Jacob Russell Grave
On the north side of South Park Boulevard, just east of Lee Road, there is a solitary grave which is the final resting place of an American Revolutionary War soldier--Jacob Russell. Next to the grave is a large stone with a bronze plaque commemorating Russell's life. The plaque, placed there in 1926 by the Daughters of the American Revolution (DAR), is the oldest historic marker in Shaker Heights.
Jacob Russell was born in Connecticut in 1746. In May 1775, just weeks after the battles of Lexington and Concord, twenty-nine year old Jacob, who was married and had two young children at the time, enlisted in the 8th Company of the Connecticut Continentals. He served in this unit for five months and was discharged in October 1775. Little else is known of his Revolutionary War military service.
But the story of Jacob Russell did not end when his military service came to an end. Sometime around 1800, Jacob, his wife Esther, and their by then ten children moved west from Windsor, Connecticut to Jefferson County, New York, located on the eastern shores of Lake Ontario. A little over a decade later, the family moved west again, settling in northeast Ohio in 1813. It was a dangerous trek in that year, as the United States was at war with Great Britain, and northeast Ohio was in the middle of the war's western front.
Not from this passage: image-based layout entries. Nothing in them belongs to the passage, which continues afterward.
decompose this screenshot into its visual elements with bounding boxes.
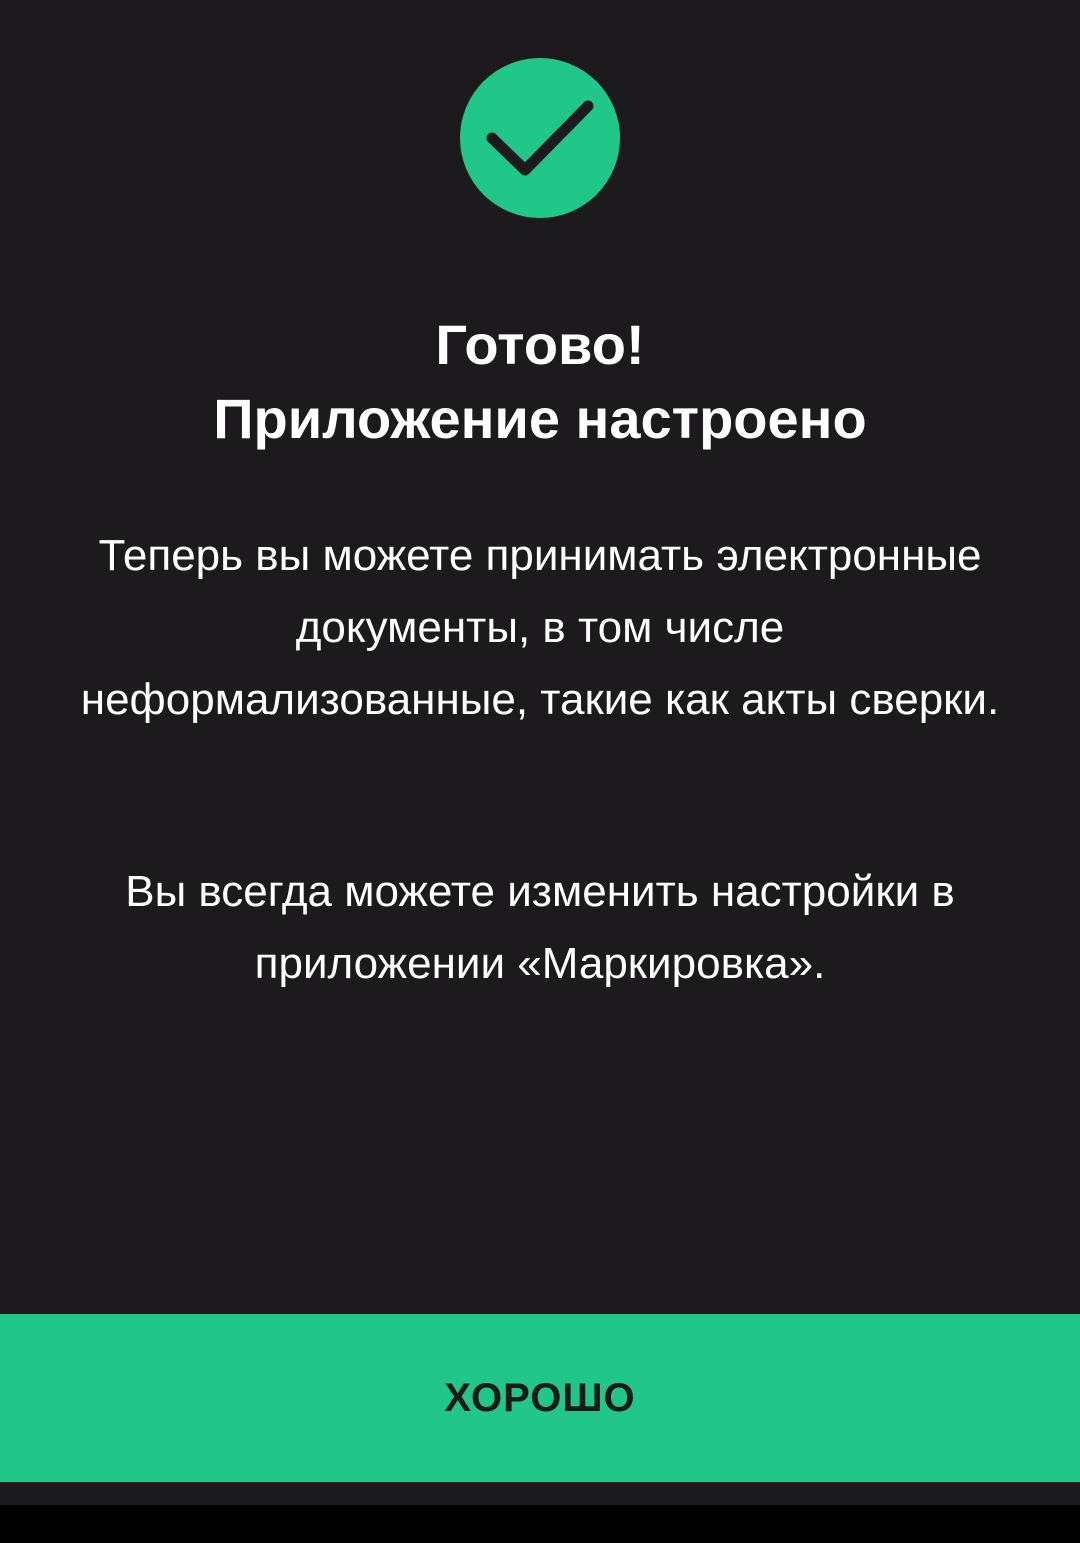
- title-line-1: Готово!: [435, 313, 645, 376]
- checkmark-circle-icon: [460, 58, 620, 218]
- title-line-2: Приложение настроено: [213, 387, 867, 450]
- description-text: Теперь вы можете принимать электронные д…: [80, 531, 1000, 724]
- success-screen: Готово! Приложение настроено Теперь вы м…: [0, 0, 1080, 1505]
- navigation-bar: [0, 1505, 1080, 1543]
- settings-hint-text: Вы всегда можете изменить настройки в пр…: [125, 867, 955, 988]
- checkmark-icon: [486, 100, 594, 176]
- page-title: Готово! Приложение настроено: [0, 308, 1080, 456]
- ok-button[interactable]: ХОРОШО: [0, 1314, 1080, 1482]
- ok-button-label: ХОРОШО: [444, 1375, 636, 1420]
The Russell family survived the War of 1812, and were among the earliest permanent settlers of Warrensville Township. Among their neighbors was Daniel Warren for whom the township was later named. The 1820 federal census found the Russell family living in Warrensville Township, constituting 26 of the 133 persons counted in the census--almost 20 percent of the township population.
In 1821, at age 75, Jacob Russell died. It was said that his son Ralph was so distraught over the death of his father that he turned to religion for solace and became a member of the United Society of Believers in Christ's Second Appearance, better known as the Shakers. Following his conversion, Ralph Russell founded the Shaker North Union Colony on Russell family farmlands in what is now the City of Shaker Heights.